Governance structures have mirrored organizations associated with Steering Committee (conferences), Program Committee (conferences), and editorial roles connected to Springer-Verlag, Springer Lecture Notes in Computer Science, ACM Digital Library, Cambridge University Press, Oxford University Press, Elsevier, and IEEE Xplore. Leadership traditionally includes prominent academics from institutions such as University of Cambridge, University of Oxford, Princeton University, Massachusetts Institute of Technology, Stanford University, University of California, Berkeley, ETH Zurich, EPFL, TU Munich, Technical University of Denmark, University of Tokyo, Tsinghua University, Peking University, National University of Singapore, University of Melbourne, University of Toronto, McGill University, and University of British Columbia.

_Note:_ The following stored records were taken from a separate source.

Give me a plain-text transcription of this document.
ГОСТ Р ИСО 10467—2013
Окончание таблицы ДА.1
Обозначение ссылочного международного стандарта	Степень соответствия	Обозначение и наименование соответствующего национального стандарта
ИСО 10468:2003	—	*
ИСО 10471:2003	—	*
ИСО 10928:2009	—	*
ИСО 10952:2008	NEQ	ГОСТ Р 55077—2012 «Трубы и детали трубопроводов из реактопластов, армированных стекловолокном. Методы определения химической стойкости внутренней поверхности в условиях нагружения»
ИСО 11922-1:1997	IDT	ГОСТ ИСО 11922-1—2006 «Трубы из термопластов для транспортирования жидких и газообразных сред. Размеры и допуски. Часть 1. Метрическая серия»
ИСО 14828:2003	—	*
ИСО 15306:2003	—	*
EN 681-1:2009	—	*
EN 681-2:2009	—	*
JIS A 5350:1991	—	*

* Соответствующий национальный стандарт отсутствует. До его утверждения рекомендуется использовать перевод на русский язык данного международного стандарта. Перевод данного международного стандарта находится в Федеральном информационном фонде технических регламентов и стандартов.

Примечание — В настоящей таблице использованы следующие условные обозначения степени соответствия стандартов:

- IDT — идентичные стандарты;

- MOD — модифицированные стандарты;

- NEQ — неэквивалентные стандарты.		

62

Committees coordinate with organizations like European Research Council, National Science Foundation, Japan Society for the Promotion of Science, China National Natural Science Foundation, Deutsche Forschungsgemeinschaft, and Australian Research Council for sponsorship and program support.

Proceedings and Publication

Proceedings have appeared in venues connected to Springer Lecture Notes in Computer Science, ACM Proceedings, Journal of Automated Reasoning, Theoretical Computer Science, Artificial Intelligence (journal), Information and Computation, Journal of Symbolic Computation, Formal Aspects of Computing, Computational Logic, Logical Methods in Computer Science, Electronic Proceedings in Theoretical Computer Science, and special issues of Journal of Functional Programming. Public datasets and benchmarks distributed at the conference include contributions to TPTP Problem Library, SMT-LIB Initiative, CASC (CADE ATP System Competition), SMT-COMP, SAT Competition, and archive efforts associated with arXiv, HAL (open archive), DBLP Computer Science Bibliography, and Zenodo. Proceedings editors and program chairs often coordinate with indexing services such as Scopus, Web of Science, Google Scholar, CrossRef, and ORCID.

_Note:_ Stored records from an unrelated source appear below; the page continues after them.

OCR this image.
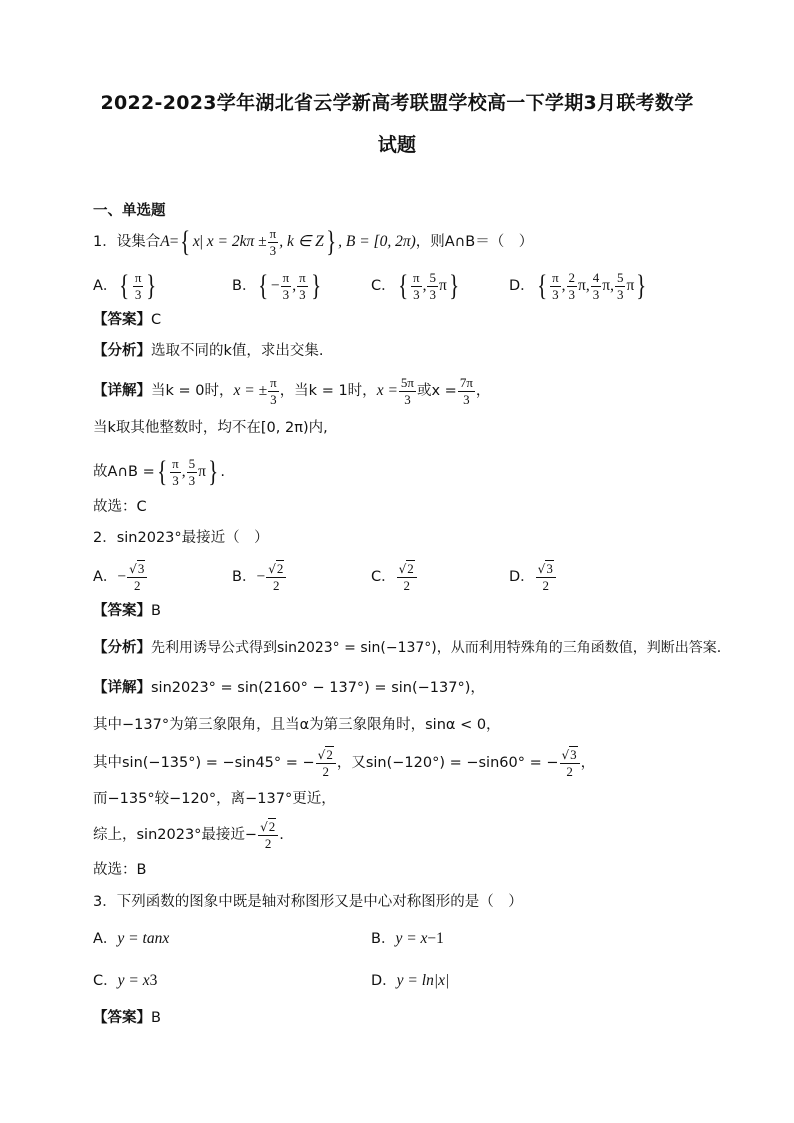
2022-2023学年湖北省云学新高考联盟学校高一下学期3月联考数学
试题
一、单选题
1．设集合 A= { x |
$x = 2k\pi \pm \frac{\pi}{3}$ , k ∈ Z } , B = [0, 2π) ，则A∩B＝（　）
A． { $\frac{\pi}{3}$ }	B． { − $\frac{\pi}{3}$ , $\frac{\pi}{3}$ }	C． { $\frac{\pi}{3}$ , $\frac{5}{3}$ π }	D． { $\frac{\pi}{3}$ , $\frac{2}{3}$ π , $\frac{4}{3}$ π , $\frac{5}{3}$ π }
【答案】 C
【分析】 选取不同的k值，求出交集.
【详解】 当k = 0时， x = ± $\frac{\pi}{3}$ ，当k = 1时， $x = \frac{5\pi}{3}$ 或$x = \frac{7\pi}{3}$ ，
当k取其他整数时，均不在[0, 2π)内,
故A∩B = { $\frac{\pi}{3}$ , $\frac{5}{3}$ π } .
故选：C
2．sin2023°最接近（　）
A． − $\frac{√3}{2}$	B． − $\frac{√2}{2}$	C． $\frac{√2}{2}$	D． $\frac{√3}{2}$
【答案】 B
【分析】 先利用诱导公式得到sin2023° = sin(−137°)，从而利用特殊角的三角函数值，判断出答案.
【详解】 sin2023° = sin(2160° − 137°) = sin(−137°)，
其中−137°为第三象限角，且当α为第三象限角时，sinα < 0，
其中sin(−135°) = −sin45° = − $\frac{√2}{2}$ ，又sin(−120°) = −sin60° = − $\frac{√3}{2}$ ，
而−135°较−120°，离−137°更近，
综上，sin2023°最接近− $\frac{√2}{2}$ .
故选：B
3．下列函数的图象中既是轴对称图形又是中心对称图形的是（　）
A． y = tanx	B． y = x −1
C． y = x 3	D． y = ln|x|
【答案】 B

Notable Contributions and Impact

The event has been the venue for announcing breakthroughs linked to systems like Coq proof assistant formalizations of the Four Color Theorem, Feit–Thompson theorem formal proof efforts, CompCert, seL4 microkernel proofs, and developments in SMT solvers culminating in Z3 (software), Vampire (theorem prover), and E Prover. Influence extends to industrial applications involving Intel, Microsoft Research, Google Research, Amazon Web Services, Facebook AI Research, Siemens, Bosch, ARM Holdings, Nokia Bell Labs, ABB Group, Thales Group, and Lockheed Martin. The conference has shaped curricula at University of Cambridge Computer Laboratory, University of Oxford Department of Computer Science, Princeton School of Engineering and Applied Science, MIT CSAIL, Stanford School of Engineering, ETH Zurich Department of Computer Science, and informed standards work at ISO, IEEE Standards Association, and IETF-adjacent specification efforts.

Closely affiliated meetings and collaborations include International Joint Conference on Automated Reasoning, IJCAR, CADE-ATP System Competition (CASC), SMT Workshop, Term Rewriting Systems Conference (RTA)],] Rewriting Techniques and Applications, Conference on Automated Deduction in Geometry (ADG), CADE summer schools, Formal Methods Summer Schools, CAV (Computer Aided Verification), TACAS, FLoC (Federated Logic Conference), Logic in Computer Science (LICS), European Joint Conferences on Theory and Practice of Software (ETAPS), and regional events organized with SIGPLAN and SIGLOG chapters. Collaborative projects and networks include initiatives funded by Horizon 2020, Marie Skłodowska-Curie Actions, ERC Advanced Grants, NSF Expeditions in Computing, UK Research and Innovation, and multinational research clusters centered at Inria Saclay, Max Planck Institute for Informatics, Swansea University, Aachen University, and Center for Research in Computational Logic.